Vukmir calls Nicholson 'a D.C. candidate' as GOP US Senate hopefuls fight for recognition

Leah Vukmir

MILWAUKEE --Republican U.S. Senate candidate Leah Vukmir is calling her opponent, Kevin Nicholson, "a D.C. candidate" as the two fight for recognition ahead of the August primary.

The candidates have been sparring ever since signing a unity pledge put forward by the Republican Party of Wisconsin earlier this year. At least 80 percent of Republican voters don't know much about Vukmir or Nicholson, a Marquette University Law School Poll conducted Feb. 25-March 1 found.

Kevin Nicholson

Vukmir made the "D.C. candidate" comment about Nicholson in front of Milwaukee County Republicans at a March 2 Reagan Day dinner. A recording of her remarks was obtained by FOX6 News.

"My friends, this Senate primary you have a choice between a Wisconsin candidate and a Wisconsin-based candidate, someone -- and a D.C. candidate, I guess I would call it," Vukmir told Milwaukee County Republicans.

"Wisconsinites aren't really keen on having Washington, D.C. decide who their next U.S. senator (is). We've been through enough elections in this state, and I think we can make that decision by ourselves," Vukmir continued.

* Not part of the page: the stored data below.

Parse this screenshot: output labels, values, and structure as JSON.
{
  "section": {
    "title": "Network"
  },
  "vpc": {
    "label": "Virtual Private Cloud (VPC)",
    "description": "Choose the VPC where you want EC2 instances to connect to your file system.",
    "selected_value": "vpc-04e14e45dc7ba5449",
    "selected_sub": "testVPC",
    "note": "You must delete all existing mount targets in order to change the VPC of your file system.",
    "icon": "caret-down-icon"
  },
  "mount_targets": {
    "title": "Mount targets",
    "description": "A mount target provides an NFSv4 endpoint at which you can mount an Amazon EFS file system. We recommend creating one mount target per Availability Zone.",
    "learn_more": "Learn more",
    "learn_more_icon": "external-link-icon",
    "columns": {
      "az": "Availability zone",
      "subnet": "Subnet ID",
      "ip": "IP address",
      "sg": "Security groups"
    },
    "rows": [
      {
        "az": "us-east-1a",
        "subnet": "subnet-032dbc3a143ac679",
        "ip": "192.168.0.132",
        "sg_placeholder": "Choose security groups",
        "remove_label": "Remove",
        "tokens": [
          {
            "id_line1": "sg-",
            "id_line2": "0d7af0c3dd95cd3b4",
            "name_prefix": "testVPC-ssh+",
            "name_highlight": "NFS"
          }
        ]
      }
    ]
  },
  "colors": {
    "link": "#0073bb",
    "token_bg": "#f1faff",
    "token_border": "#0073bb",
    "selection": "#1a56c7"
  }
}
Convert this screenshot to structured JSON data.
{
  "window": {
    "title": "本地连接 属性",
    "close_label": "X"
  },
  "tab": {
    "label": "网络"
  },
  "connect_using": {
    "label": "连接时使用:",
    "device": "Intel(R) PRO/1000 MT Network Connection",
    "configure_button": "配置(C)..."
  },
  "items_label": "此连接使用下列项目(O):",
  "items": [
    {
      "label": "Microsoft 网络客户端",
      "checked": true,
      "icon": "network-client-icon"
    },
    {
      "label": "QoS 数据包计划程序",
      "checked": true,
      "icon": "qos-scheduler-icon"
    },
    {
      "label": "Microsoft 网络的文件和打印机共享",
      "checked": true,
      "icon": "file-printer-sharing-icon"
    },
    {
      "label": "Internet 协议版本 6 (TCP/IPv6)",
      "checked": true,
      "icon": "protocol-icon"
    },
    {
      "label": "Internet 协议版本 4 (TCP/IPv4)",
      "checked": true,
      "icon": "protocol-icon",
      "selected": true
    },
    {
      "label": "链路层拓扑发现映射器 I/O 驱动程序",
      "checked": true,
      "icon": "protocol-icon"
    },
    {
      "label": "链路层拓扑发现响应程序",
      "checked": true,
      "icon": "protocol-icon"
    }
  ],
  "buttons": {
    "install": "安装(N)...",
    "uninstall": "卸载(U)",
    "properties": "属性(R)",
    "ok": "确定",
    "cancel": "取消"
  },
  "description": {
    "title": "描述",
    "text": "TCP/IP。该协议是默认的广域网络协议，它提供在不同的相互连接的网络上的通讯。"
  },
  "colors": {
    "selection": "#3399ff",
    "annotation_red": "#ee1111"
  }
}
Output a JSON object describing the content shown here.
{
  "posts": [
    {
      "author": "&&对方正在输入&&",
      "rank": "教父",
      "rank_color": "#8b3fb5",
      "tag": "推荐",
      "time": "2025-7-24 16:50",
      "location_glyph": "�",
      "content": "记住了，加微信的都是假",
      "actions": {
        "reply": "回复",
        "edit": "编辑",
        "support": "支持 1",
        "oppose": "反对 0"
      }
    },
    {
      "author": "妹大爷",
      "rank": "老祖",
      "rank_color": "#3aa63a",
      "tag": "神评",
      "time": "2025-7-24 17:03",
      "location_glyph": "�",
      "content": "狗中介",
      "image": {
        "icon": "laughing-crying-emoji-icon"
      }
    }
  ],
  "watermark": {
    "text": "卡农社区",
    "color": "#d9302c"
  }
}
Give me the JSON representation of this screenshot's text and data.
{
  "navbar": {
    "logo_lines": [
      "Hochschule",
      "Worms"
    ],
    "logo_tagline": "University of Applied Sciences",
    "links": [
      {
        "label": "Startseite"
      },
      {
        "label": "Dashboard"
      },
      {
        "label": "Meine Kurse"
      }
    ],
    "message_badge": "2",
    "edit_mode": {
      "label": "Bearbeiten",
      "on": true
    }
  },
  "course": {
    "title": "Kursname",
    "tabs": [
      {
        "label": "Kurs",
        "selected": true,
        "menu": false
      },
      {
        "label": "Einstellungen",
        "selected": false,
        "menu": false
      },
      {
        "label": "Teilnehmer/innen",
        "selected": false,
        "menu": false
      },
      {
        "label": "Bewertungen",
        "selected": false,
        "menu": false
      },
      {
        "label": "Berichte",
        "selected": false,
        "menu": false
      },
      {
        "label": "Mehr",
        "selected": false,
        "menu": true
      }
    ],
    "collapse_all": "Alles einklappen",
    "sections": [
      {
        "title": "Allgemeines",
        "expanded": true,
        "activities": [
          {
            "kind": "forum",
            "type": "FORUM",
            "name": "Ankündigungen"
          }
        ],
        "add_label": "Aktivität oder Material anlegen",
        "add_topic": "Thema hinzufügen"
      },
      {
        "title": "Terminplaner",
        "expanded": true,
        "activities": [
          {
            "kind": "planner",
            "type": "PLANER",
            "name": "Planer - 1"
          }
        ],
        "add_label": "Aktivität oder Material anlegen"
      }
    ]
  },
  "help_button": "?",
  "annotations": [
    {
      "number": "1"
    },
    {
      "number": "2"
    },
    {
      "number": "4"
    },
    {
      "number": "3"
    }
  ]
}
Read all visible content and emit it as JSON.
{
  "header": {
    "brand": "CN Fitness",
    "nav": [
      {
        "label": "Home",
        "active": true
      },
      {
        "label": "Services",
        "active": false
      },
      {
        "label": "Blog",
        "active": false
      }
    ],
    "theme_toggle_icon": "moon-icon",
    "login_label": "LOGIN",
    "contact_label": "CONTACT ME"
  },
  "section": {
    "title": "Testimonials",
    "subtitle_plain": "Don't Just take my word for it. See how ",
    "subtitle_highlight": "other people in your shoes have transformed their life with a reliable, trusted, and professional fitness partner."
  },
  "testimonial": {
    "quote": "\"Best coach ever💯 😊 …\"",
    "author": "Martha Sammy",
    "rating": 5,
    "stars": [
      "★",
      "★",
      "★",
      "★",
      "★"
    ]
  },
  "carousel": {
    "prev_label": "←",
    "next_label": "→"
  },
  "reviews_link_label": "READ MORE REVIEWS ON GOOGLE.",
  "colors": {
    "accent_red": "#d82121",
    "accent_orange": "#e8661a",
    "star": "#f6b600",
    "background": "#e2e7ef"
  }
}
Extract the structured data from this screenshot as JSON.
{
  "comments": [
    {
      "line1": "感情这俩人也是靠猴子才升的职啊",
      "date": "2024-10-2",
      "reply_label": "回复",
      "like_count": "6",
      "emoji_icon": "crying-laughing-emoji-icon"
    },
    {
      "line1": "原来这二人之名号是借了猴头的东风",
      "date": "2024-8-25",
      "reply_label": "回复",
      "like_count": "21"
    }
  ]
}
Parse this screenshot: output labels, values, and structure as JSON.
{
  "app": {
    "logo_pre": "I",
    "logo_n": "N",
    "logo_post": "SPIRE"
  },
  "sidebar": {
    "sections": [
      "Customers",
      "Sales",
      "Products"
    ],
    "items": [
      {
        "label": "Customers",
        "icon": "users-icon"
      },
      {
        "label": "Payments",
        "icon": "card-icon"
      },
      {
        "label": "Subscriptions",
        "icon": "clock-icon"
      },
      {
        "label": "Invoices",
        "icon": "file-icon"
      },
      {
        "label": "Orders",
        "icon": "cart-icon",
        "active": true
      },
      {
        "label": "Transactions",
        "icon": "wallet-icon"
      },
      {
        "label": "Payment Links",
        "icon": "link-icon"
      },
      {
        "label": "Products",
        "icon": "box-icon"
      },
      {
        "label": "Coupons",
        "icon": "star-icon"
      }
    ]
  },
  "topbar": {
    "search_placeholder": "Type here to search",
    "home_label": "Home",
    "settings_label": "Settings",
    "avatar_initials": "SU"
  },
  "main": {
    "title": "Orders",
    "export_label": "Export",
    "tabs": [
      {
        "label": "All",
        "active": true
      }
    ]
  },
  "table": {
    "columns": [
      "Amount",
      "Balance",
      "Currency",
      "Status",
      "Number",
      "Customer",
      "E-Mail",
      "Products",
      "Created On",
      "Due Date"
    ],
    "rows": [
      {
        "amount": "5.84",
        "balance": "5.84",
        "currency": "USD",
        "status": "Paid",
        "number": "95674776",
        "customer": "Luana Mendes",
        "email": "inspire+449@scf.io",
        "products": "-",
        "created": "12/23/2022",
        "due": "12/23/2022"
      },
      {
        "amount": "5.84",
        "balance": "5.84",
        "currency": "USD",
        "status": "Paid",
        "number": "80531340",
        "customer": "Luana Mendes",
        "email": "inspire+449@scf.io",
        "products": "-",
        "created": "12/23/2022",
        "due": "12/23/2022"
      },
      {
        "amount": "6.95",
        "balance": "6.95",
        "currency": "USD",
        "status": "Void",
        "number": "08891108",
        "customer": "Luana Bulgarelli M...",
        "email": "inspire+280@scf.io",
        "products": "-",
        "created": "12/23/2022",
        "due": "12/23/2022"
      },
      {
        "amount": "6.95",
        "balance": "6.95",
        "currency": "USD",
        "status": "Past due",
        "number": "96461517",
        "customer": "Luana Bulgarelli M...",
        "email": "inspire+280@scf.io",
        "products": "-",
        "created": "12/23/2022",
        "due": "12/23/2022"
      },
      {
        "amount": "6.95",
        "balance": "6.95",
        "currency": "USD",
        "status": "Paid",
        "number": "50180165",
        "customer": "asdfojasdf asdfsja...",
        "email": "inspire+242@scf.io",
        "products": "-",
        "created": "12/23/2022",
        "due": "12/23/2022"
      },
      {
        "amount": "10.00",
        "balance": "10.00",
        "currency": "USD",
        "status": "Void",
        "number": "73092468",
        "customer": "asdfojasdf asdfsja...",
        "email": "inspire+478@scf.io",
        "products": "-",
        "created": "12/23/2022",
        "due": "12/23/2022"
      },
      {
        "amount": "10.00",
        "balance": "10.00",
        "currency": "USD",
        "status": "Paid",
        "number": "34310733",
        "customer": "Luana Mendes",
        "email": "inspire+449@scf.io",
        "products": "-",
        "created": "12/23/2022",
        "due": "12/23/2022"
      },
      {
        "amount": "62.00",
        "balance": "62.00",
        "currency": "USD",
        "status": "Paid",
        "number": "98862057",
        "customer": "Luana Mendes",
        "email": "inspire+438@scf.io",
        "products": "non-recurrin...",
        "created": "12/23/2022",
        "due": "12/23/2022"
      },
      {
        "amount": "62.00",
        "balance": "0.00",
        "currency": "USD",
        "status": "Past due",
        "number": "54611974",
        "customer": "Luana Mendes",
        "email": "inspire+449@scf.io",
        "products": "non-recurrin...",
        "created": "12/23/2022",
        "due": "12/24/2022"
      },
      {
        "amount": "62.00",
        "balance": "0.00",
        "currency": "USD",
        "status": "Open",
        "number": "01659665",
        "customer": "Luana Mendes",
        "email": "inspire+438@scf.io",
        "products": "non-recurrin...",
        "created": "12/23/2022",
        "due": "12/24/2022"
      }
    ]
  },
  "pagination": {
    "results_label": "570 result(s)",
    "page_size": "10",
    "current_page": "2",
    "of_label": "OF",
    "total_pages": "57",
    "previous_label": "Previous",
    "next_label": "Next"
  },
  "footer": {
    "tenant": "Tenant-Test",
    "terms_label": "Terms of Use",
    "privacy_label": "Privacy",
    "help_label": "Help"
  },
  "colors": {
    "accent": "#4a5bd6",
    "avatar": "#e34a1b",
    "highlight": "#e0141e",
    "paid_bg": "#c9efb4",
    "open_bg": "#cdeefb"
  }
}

Nicholson's camp says Vukmir's criticisms fell flat.

"Kevin is a combat Marine and a true outsider. That doesn't sit well with someone like Leah -- the consummate insider -- who's been running for various offices for 20 years," said Brandon Moody, a spokesman for Nicholson.

Leah Vukmir

The two candidates are fighting to advance to the general election and take on first-term Democratic U.S. Sen. Tammy Baldwin.

Asked to explain the "D.C. candidate" claim, Vukmir campaign manager Jess Ward said that Nicholson had been endorsed by former White House chief strategist Steve Bannon and the Washington arm of the conservative Club For Growth.

"Leah is the Wisconsin candidate in the U.S. Senate race," Ward said in an email. "She has spent the past eight years working tirelessly alongside Gov. (Scott) Walker to deliver results for Wisconsin workers and families."

Nicholson's campaign said Vukmir unsuccessfully sought the same national endorsements.

The flare-up comes as a third candidate, Madison businessman Eric Hovde, considers whether to join the race. Hovde finished second in the 2012 GOP primary to Tommy Thompson.

Some high-profile Wisconsin Republicans, including Walker and U.S. Sen. Ron Johnson, are neutral in the GOP primary. But others, including former White House Chief of Staff Reince Priebus and First Lady Tonette Walker, have endorsed Vukmir.

Tonette and Scott Walker appeared in a photo on Vukmir's campaign Facebook page Friday. When FOX6 asked Gov. Walker about the dust-up between the candidates, he steered clear of the controversy Tuesday.

"I'm going to let the primary voters decide on that and I'll ultimately support the Republican who wins the primary," Walker said.

The MU Law Poll found 49 percent of Republican primary voters were uncommitted to either candidate. Nicholson got 28 percent in the poll, while Vukmir lagged behind at 19 percent.

Wisconsin Democrats argued that both Vukmir and Nicholson were beholden to out-of-state interests.

"It's interesting that Leah Vukmir is attacking Kevin Nicholson as a disingenuous carpetbagger propped up by millions from out-of-state special interests," said Brad Bainum, a Democratic spokesman. "Vukmir herself has deep ties to the out-of-state Koch brothers and she's consistently served corporate special interest corruption in Madison."